La Rocca medievale del XIII secolo
La Rocca è una fortificazione duecentesca, dominatrice della vallata e sovrasta con le sue torri la Strada Consolare Salaria, spina dorsale del territorio e del collegamento con Roma, ed il fiume Tronto, che separa la Catena dei Sibillini dai Monti della Laga). La costruzione ha proporzioni eleganti ed equilibrate, le sue torri sono state elevate in diversi periodi storici per incrementare la difendibilità del luogo. Questo castello è un tipico esempio di architettura duecentesca dell'Appennino umbro marchigiano. Una vera e propria città fortezza dall'aspetto compatto, isolata ed austera. Le strutture edilizie che contribuiscono a formare l'intero corpo di fabbrica della Rocca, costruita utilizzando blocchi di pietra arenacea, hanno realizzato, in periodi diversi, il suo sviluppo funzionale. Quello che vediamo è il risultato di vari interventi protrattisi fino al XV secolo compreso. L'elevazione del castello fu iniziata intorno XI-XII secolo e come primo elemento fu innalzato il torrione, alto circa 12 metri, di pianta esagonale, coronato da caditoie, aperture sul pavimento di strutture aggregate all'edificio, da cui si gettavano proiettili al nemico, e merli a coda di rondine. La cinta muraria, parzialmente arrivata ai nostri giorni, si sviluppava verso nord per circa 70 m, eretta con lo scopo di chiudere il lato scoperto del colle. Un percorso collegava il torrione al paese dal lato orientale.

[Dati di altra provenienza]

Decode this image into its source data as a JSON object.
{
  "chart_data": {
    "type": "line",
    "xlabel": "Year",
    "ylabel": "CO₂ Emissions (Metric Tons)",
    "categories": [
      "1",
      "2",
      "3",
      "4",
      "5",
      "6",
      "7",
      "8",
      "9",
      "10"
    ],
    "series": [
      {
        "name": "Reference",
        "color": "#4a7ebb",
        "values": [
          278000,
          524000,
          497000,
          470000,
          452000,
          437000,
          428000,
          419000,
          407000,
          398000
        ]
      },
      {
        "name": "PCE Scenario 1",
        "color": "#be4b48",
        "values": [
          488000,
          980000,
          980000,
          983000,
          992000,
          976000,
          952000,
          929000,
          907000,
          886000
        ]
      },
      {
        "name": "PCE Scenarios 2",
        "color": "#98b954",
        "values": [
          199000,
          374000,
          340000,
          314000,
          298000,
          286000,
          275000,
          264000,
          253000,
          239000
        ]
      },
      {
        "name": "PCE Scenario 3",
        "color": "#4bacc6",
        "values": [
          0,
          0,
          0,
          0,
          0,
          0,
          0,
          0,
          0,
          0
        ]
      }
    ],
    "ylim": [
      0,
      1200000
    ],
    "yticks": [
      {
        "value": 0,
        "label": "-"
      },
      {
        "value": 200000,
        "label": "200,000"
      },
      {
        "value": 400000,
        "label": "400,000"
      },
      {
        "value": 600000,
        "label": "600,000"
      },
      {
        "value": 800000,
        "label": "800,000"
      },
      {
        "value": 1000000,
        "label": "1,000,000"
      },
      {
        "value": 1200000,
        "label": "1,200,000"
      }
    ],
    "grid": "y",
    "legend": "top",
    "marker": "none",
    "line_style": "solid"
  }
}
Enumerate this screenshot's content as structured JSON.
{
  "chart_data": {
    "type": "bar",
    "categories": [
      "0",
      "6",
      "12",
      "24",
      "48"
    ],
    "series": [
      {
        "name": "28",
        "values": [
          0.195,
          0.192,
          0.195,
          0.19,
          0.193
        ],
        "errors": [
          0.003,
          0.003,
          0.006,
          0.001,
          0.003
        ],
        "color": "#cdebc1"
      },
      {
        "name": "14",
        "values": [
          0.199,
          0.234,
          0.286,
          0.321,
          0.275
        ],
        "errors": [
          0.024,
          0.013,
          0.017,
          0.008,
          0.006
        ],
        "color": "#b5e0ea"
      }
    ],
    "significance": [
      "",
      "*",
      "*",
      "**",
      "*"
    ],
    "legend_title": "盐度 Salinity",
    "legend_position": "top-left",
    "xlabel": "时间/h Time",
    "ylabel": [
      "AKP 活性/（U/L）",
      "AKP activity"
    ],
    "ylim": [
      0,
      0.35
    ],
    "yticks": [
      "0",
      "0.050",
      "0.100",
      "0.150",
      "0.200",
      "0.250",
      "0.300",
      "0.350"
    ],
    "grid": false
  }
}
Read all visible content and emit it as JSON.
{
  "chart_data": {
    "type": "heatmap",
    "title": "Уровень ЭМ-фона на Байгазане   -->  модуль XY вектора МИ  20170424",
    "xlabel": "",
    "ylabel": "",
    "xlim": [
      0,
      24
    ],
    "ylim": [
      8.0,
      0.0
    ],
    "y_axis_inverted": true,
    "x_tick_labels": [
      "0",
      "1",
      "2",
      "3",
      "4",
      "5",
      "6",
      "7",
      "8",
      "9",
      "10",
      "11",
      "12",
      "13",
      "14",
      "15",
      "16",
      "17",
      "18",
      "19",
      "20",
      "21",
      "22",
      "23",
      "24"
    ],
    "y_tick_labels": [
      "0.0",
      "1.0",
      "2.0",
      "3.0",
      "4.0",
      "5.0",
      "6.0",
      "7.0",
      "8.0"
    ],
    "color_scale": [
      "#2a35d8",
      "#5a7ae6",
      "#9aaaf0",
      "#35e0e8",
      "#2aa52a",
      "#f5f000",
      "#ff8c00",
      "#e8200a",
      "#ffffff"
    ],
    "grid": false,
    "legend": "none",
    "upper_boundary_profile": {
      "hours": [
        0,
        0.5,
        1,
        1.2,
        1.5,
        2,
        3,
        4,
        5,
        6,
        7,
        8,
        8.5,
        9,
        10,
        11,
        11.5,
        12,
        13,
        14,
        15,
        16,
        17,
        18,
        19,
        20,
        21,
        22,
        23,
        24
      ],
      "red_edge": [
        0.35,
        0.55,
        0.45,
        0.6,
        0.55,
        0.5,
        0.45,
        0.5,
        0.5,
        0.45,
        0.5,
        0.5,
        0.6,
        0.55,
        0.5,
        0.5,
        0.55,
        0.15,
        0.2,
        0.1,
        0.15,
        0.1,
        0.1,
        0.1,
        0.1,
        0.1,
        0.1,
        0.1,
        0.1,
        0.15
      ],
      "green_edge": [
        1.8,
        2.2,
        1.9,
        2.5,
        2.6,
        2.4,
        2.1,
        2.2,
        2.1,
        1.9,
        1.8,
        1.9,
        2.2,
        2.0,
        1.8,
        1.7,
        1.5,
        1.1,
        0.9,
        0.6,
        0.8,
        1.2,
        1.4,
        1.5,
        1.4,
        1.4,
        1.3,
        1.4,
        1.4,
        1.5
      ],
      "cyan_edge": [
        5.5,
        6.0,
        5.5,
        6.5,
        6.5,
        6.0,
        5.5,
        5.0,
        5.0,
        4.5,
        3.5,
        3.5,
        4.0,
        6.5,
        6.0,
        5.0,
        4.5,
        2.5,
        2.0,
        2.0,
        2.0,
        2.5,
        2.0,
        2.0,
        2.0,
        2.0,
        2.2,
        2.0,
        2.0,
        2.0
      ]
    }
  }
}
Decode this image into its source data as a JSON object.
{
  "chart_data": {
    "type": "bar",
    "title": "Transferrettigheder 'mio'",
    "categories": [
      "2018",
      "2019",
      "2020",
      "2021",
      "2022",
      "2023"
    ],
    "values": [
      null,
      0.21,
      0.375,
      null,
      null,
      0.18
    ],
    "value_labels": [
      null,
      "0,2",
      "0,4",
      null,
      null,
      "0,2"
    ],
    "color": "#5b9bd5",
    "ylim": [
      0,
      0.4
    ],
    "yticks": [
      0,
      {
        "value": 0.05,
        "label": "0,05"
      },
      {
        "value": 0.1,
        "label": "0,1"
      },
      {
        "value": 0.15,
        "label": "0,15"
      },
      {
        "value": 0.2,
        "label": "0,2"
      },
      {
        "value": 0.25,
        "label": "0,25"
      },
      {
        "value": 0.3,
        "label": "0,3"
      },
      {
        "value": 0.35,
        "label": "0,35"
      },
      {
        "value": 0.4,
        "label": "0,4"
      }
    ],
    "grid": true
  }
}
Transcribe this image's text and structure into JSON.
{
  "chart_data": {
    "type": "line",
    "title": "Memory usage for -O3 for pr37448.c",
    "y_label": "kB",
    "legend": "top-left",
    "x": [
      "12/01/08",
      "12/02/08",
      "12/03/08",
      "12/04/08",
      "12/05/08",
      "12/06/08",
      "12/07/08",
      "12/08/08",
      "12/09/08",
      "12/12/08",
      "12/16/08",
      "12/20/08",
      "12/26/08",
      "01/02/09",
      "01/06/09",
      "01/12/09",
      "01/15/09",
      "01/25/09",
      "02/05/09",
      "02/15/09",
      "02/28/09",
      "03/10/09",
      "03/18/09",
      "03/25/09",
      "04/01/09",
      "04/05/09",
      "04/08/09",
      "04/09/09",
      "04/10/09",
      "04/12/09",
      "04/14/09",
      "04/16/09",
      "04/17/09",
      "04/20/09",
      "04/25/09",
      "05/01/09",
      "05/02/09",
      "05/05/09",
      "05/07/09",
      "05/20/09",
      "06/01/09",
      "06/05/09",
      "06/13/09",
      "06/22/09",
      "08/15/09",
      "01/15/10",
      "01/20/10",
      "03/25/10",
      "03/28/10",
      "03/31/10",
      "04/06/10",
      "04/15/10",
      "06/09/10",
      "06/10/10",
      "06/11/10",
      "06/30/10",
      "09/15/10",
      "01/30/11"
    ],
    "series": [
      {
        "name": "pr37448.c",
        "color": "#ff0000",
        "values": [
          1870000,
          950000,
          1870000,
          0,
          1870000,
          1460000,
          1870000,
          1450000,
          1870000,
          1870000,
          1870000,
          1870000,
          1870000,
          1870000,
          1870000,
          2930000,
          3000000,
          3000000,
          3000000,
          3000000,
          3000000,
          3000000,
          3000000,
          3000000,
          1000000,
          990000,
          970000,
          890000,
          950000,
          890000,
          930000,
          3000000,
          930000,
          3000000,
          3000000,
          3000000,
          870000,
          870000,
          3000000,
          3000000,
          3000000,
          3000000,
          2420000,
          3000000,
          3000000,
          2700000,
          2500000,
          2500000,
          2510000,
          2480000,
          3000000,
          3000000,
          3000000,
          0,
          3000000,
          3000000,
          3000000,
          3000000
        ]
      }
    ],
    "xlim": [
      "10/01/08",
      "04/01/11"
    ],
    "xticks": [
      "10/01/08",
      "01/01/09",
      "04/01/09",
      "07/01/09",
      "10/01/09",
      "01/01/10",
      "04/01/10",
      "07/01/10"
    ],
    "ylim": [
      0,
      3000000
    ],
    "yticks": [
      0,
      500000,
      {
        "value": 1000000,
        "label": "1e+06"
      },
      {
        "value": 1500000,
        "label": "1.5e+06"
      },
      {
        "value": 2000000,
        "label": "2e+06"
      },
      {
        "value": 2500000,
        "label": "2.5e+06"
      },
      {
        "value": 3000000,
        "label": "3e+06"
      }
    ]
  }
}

Successivamente, tra il XIV ed il XV secolo, si costruì la torre esposta a nord, questa è a base quadrata, il suo lato è di 7 metri e raggiunge i 24 metri di altezza. Questo è sicuramente l'elemento più imponente della fortificazione che con una doppia cinta muraria si raccorda tuttora al torrione esagonale. C'è un cammino di ronda, sostenuto da archetti, che delimita una piazza interna di metri 21x24. All'interno del piazzale sorgevano le abitazioni che gli arquatani utilizzavano per mesi chiusi all'interno della fortezza. L'ultimo elemento della Rocca ad essere costruito fu il torrione, a base circolare dal diametro di 10 metri, altezza 12 metri, sul lato sud-ovest. Oggi, di questo, si vedono solo le mura di fondazione. La sua altezza raggiungeva il livello della merlatura e serviva ad alloggiare l'artiglieria. Le sue porte di accesso erano dislocate intorno alle strutture principali del paese, quali il palazzo nobiliare, la piazza e la chiesa. La Rocca fu restaurata negli anni venti del Novecento, nel 1966 ha subito nuovi interventi conservativi.